W wielkim pośpiechu przemierzałam ulice mojego miasta. Chociaż… czy
można było to nazwać ulicami? Tak naprawdę próbowałam wydostać się z
jakiegoś zatęchłego zaułka, do którego to mnie zagnało. „To” – czyli
co właściwie? No cóż… sama nie wiedziałam.
Zaczęłam biec. Za sobą usłyszałam głośne sapanie. Odwróciłam się, lecz
prócz kilku pustych kubłów na śmieci nie zauważyłam niczego.
Zacisnęłam kurczowo palce na grubej, metalowej rurze, którą znalazłam
na ulicy. Tak wiem, moja jedyna broń nie była zbyt przerażająca, ale
lepsza rura niż nic. Zwłaszcza kiedy ma się do czynienia z dziwnym
niewidzialnym potworem, który najwyraźniej chce cię zabić.
Byłam przerażona. Serce kołatało mi w piersi i miałam wrażenie, że
dostanę zawału. Co chwilę oglądałam się przez ramię, próbując dojrzeć
cokolwiek niezwykłego w pobliżu. Przełknęłam ślinę. Coś było nie w
porządku, ale nie wiedziałam co. Jeszcze nigdy nie napadł na mnie
żaden zboczeniec ani nawet nie spotkałam kogoś dziwnego na ulicy. A tu
nagle, uciekam przed czymś, czego nie jestem w stanie zobaczyć.
Sapanie przeobraziło się we wściekłe syczenie. W ułamku sekundy przede
mną zmaterializowała się straszna kobieta z wężami na głowie. Z jej
pleców wyrastały wielkie, skórzaste skrzydła. Miała wielkie usta, z
których wystawały okropne, żółte kły. Spojrzałam na jej dłonie i
natychmiast pożałowałam tej decyzji. Nie miała paznokci tylko pazury.
Brudne, długie, niezadbane i wyglądające na bardzo ostre. Jakby tego
było mało, zamiast stóp posiadała kogucie nogi. Kojarzyłam skądś jej
postać. Przypomniałam sobie moją ulubioną książkę o mitologii
greckiej. To była gorgona.
Nie byłam w stanie wytłumaczyć jak to możliwe, że potwór istniejący
jedynie w głowach starożytnych Greków stał przede mną i najwyraźniej
chciał mnie zabić. Zamachnęłam się nerwowo rurą.
– Myślisz, że ta rura coś mi zrobi, dziewczynko? – warknęła groźnie
śmiejąc się złowieszczo.

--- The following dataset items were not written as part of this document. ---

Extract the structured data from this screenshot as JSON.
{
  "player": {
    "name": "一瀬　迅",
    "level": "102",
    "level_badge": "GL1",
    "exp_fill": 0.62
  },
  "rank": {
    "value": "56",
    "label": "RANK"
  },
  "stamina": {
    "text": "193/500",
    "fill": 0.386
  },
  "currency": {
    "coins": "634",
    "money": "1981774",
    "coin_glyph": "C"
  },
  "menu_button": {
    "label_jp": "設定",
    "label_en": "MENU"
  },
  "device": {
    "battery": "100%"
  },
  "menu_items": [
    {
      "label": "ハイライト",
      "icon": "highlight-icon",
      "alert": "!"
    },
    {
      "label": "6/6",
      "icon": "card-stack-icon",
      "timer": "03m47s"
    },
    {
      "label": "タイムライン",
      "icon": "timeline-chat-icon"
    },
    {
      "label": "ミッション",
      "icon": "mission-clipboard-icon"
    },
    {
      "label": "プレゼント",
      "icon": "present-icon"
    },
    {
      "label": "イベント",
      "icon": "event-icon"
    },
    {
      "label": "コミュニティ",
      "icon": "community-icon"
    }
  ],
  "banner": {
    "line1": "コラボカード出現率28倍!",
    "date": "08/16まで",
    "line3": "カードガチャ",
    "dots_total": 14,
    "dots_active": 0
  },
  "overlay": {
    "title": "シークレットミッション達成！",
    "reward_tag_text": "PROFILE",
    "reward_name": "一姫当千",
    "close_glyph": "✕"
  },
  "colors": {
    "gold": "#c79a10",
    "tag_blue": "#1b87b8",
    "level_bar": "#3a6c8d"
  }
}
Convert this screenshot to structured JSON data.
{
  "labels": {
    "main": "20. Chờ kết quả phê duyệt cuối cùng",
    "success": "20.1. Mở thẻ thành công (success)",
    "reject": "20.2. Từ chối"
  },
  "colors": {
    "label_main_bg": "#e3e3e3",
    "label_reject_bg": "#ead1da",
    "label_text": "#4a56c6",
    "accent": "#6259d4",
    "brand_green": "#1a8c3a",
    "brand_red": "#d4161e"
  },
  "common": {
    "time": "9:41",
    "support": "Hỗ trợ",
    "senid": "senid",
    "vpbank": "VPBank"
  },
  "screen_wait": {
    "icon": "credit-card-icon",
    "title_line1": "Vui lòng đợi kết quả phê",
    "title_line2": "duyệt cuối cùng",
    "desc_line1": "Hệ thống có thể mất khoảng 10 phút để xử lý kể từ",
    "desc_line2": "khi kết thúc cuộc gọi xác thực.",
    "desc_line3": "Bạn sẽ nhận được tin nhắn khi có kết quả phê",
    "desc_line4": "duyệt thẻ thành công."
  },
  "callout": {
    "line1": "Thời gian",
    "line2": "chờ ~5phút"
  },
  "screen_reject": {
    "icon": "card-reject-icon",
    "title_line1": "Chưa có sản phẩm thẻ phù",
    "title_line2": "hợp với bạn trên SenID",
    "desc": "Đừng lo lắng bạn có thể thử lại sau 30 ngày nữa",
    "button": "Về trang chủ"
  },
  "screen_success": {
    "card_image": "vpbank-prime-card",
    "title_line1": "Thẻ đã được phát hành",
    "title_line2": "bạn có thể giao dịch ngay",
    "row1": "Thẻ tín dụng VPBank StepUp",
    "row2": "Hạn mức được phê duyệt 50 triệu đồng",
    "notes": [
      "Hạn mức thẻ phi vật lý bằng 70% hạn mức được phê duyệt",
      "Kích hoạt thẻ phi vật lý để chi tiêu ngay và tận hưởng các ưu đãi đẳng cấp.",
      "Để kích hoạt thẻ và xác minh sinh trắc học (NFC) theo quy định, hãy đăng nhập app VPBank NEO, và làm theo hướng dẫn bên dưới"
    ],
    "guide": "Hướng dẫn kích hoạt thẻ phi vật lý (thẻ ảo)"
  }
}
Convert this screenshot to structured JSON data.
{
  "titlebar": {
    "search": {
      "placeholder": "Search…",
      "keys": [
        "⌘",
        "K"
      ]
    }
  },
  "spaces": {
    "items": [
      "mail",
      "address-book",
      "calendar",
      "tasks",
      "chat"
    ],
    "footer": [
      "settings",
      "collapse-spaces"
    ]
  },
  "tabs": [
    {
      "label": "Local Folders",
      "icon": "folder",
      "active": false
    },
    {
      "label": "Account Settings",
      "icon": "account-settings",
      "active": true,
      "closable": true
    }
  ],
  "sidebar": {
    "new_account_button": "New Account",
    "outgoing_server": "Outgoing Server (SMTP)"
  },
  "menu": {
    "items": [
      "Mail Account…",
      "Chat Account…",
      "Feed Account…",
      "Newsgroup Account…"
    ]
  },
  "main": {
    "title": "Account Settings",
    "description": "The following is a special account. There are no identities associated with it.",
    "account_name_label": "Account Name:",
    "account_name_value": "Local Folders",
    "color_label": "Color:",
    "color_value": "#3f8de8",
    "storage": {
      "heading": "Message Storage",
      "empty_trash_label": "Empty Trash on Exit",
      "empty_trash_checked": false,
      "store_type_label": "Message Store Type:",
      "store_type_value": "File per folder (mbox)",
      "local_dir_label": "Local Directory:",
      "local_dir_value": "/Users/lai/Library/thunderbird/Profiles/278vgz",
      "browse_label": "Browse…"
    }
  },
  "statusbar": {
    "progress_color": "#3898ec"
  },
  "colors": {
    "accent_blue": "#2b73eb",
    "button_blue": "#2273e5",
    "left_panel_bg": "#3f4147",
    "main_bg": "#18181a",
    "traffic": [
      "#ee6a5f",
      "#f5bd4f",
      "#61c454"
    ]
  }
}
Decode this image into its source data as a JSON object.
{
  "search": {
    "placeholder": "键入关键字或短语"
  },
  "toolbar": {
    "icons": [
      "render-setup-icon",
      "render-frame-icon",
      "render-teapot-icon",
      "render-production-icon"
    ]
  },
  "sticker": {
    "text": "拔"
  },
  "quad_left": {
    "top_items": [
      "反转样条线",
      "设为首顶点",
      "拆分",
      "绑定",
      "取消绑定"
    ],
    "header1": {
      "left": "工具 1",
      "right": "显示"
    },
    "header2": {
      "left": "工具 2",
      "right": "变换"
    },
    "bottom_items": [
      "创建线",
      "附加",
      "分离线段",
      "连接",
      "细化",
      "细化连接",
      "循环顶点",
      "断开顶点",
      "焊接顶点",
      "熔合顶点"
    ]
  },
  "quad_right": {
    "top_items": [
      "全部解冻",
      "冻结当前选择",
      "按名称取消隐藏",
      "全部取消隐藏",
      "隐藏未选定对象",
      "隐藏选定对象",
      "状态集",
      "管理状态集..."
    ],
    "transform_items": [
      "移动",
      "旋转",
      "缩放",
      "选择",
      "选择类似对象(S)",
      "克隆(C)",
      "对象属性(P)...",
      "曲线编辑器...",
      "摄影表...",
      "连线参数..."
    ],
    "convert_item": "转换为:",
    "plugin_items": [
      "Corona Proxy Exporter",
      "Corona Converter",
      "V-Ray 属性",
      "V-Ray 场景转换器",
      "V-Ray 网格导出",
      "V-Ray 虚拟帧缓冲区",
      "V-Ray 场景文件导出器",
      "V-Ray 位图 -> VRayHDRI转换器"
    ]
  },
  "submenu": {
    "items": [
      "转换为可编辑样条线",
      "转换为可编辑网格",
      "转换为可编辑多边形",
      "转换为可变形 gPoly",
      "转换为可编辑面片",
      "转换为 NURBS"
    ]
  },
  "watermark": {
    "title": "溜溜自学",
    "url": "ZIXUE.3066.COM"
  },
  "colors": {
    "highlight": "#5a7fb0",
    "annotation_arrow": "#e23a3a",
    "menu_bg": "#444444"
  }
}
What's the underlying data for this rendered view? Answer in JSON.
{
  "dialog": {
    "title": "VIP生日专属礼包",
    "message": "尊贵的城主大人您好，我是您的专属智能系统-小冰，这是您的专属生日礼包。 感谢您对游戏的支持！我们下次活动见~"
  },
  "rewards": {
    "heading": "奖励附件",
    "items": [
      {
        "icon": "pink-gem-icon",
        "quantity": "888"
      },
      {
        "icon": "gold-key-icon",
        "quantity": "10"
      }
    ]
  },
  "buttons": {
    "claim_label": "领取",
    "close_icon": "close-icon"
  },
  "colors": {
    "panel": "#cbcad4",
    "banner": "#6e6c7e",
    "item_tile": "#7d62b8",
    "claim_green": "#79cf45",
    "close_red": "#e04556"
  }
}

Poczułam dreszcze na całym ciele i
rozejrzałam się ukradkiem. Jedyną drogą ucieczki było odwrócenie się i
pobiegnięcie przed siebie. Ale gorgona prędzej czy później dorwałaby
mnie, więc zrezygnowałam z tego pomysłu. Postanowiłam grać na zwłokę i
wymyślić coś w między czasie.
– Ee… Niezbyt – przyznałam zerkając na ohydną twarz kreatury. Ta,
widząc to, oblizała wielkie wargi i kłapnęła paszczą. Stwierdziłam, że
muszę naprawdę szybko wykombinować plan ucieczki. – Wolę umrzeć z
rurą w rękach.
– Czemu? – syknęła gorgona wyraźnie zbita z tropu. „Haha! Punkt dla
Alex!” – pomyślałam z lekkim zadowoleniem. – „Jeśli uda mi się
odwrócić jej uwagę głupimi gadkami może jakoś stąd zwieję.”
– No nie wiem… – odparłam przygryzając wargę z udawaną niepewnością.
Plan w mojej głowie nabierał kształtu. – Mogę mieć złudzenie, że
walczyłam.
Nagle obok pierwszej gorgony pojawiła się druga. Otworzyłam szeroko
oczy i przerażona myślałam co teraz ze mną będzie. Nie przewidziałam,
że może pojawić się jeszcze jedna. Czyli muszę pomyśleć nad czymś
innym. Spojrzałam na rurę, którą nadal trzymałam w rękach.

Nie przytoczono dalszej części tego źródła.